Flowers was fined £400 and ordered to pay £125 towards the cost of the prosecution.
In court, prosecutor Claire Stevens outlined how Flowers was arrested after he was filmed handing over £300 for the drugs in a car in Leeds in November, last year.
The footage was sold to The Mail On Sunday, the district judge was told.
Flowers admitted the offence to police who later arrested and interviewed him. He said he had taken cocaine for about 18 months to help him with stress and while he was caring for his terminally mother, who has since died.
He told police he knew about the effects of cocaine through his work with the Lifeline charity and used it to "keep himself going".
But, Ms Stevens said, Flowers told officers he had little previous experience of crystal meth or ketamine.
Flowers, 63, stepped down as the Co-op Bank's chairman in June amid claims of illegal drug use and inappropriate expenses payments.
He was also suspended by the Methodist Church and the Labour Party.
The Co-op confirmed last year that it was seeking to recover contractual payments totalling £31,000 made to Flowers amid reports that he was also the subject of an inquiry into ''lavish'' expense claims.

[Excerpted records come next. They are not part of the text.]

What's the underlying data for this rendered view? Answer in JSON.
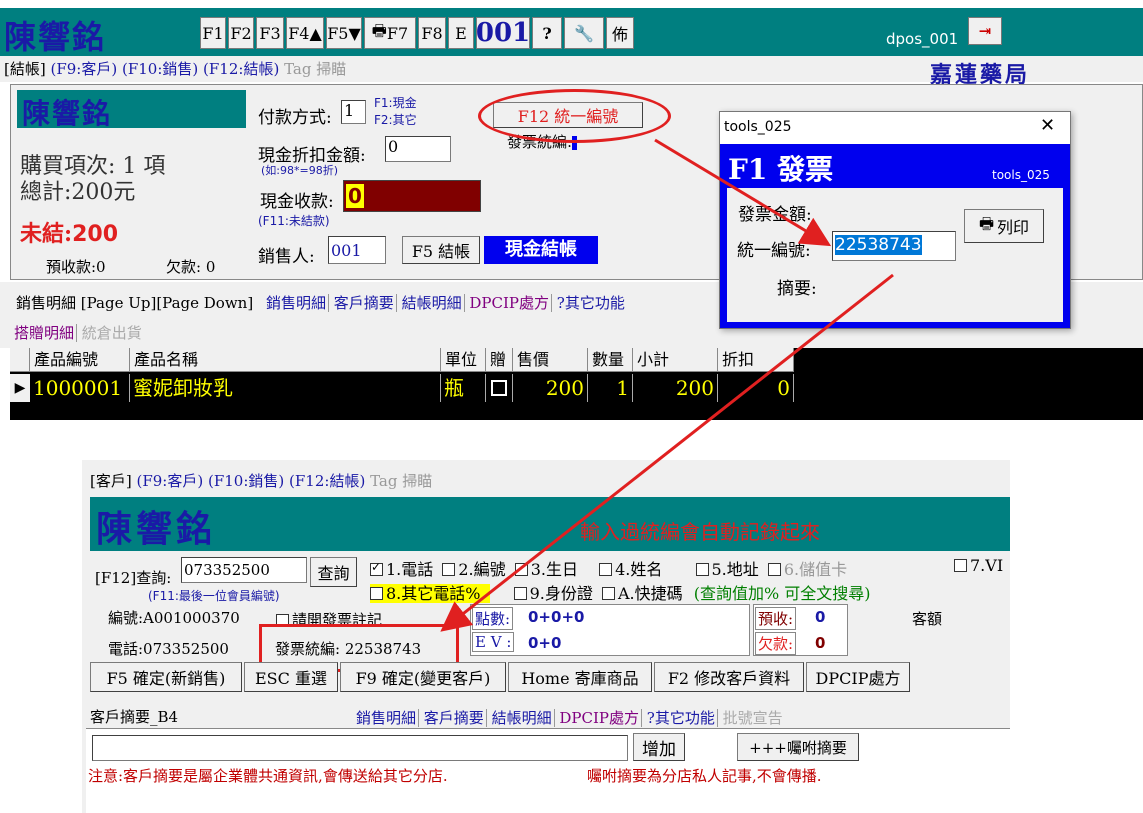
{
  "top_window": {
    "title": "陳響銘",
    "toolbar": [
      "F1",
      "F2",
      "F3",
      "F4▲",
      "F5▼",
      "F7",
      "F8",
      "E",
      "001",
      "?",
      "佈"
    ],
    "print_label": "F7",
    "user": "dpos_001",
    "store_name": "嘉蓮藥局",
    "tabs": [
      "[結帳]",
      "(F9:客戶)",
      "(F10:銷售)",
      "(F12:結帳)",
      "Tag 掃瞄"
    ],
    "checkout": {
      "customer_name": "陳響銘",
      "items_count": "購買項次: 1 項",
      "total": "總計:200元",
      "unsettled_label": "未結:",
      "unsettled_value": "200",
      "prepaid": "預收款:0",
      "owed": "欠款: 0",
      "payment_label": "付款方式:",
      "payment_value": "1",
      "payment_opt1": "F1:現金",
      "payment_opt2": "F2:其它",
      "discount_label": "現金折扣金額:",
      "discount_value": "0",
      "discount_hint": "(如:98*=98折)",
      "cash_label": "現金收款:",
      "cash_value": "0",
      "cash_hint": "(F11:未結款)",
      "seller_label": "銷售人:",
      "seller_value": "001",
      "f5_button": "F5 結帳",
      "cash_checkout": "現金結帳",
      "f12_button": "F12 統一編號",
      "invoice_label": "發票統編:"
    },
    "sales_tabs_title": "銷售明細 [Page Up][Page Down]",
    "sales_tabs": [
      "銷售明細",
      "客戶摘要",
      "結帳明細",
      "DPCIP處方",
      "?其它功能"
    ],
    "sub_tabs": [
      "搭贈明細",
      "統倉出貨"
    ],
    "grid": {
      "headers": [
        "產品編號",
        "產品名稱",
        "單位",
        "贈",
        "售價",
        "數量",
        "小計",
        "折扣"
      ],
      "rows": [
        {
          "code": "1000001",
          "name": "蜜妮卸妝乳",
          "unit": "瓶",
          "price": "200",
          "qty": "1",
          "subtotal": "200",
          "discount": "0"
        }
      ]
    }
  },
  "dialog": {
    "title": "tools_025",
    "heading": "F1 發票",
    "tag": "tools_025",
    "amount_label": "發票金額:",
    "tax_id_label": "統一編號:",
    "tax_id_value": "22538743",
    "note_label": "摘要:",
    "print_button": "列印"
  },
  "bottom_window": {
    "tabs": [
      "[客戶]",
      "(F9:客戶)",
      "(F10:銷售)",
      "(F12:結帳)",
      "Tag 掃瞄"
    ],
    "customer_name": "陳響銘",
    "banner_note": "輸入過統編會自動記錄起來",
    "query_label": "[F12]查詢:",
    "query_value": "073352500",
    "query_button": "查詢",
    "query_hint": "(F11:最後一位會員編號)",
    "options": [
      "1.電話",
      "2.編號",
      "3.生日",
      "4.姓名",
      "5.地址",
      "6.儲值卡",
      "7.VI",
      "8.其它電話%",
      "9.身份證",
      "A.快捷碼"
    ],
    "search_hint": "(查詢值加% 可全文搜尋)",
    "id_label": "編號:A001000370",
    "invoice_check": "請開發票註記",
    "phone_label": "電話:073352500",
    "invoice_tax": "發票統編: 22538743",
    "points_label": "點數:",
    "points_value": "0+0+0",
    "ev_label": "E V :",
    "ev_value": "0+0",
    "prepaid_label": "預收:",
    "prepaid_value": "0",
    "owed_label": "欠款:",
    "owed_value": "0",
    "limit_label": "客額",
    "buttons": [
      "F5 確定(新銷售)",
      "ESC 重選",
      "F9 確定(變更客戶)",
      "Home 寄庫商品",
      "F2 修改客戶資料",
      "DPCIP處方"
    ],
    "summary_title": "客戶摘要_B4",
    "summary_tabs": [
      "銷售明細",
      "客戶摘要",
      "結帳明細",
      "DPCIP處方",
      "?其它功能",
      "批號宣告"
    ],
    "add_button": "增加",
    "memo_button": "+++囑咐摘要",
    "notice": "注意:客戶摘要是屬企業體共通資訊,會傳送給其它分店.",
    "memo_notice": "囑咐摘要為分店私人記事,不會傳播."
  },
  "colors": {
    "teal": "#007f80",
    "annotation_red": "#e02020",
    "dialog_blue": "#0000ee",
    "name_blue": "#1a1aa6",
    "dark_red": "#800000"
  }
}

Flowers arrived at court before the doors had been unlocked, leaving him to stand on the street for five minutes surrounded by photographers and TV cameras.
He said: "Don't ask me any questions because I won't give any answers."
He repeated his description of the mass of reporters and photographers as "vultures" as he stood and endured a barrage of flash photography, eventually saying: "Do you have enough now?"
Court staff opened the doors at 9am and let the pinstripe-suited clergyman into the building.
Flowers refused to comment as he left court and fought his way through a mass of cameras with the help of two minders.
At one point he angrily grabbed a microphone as he tried to get to his car parked at the kerb.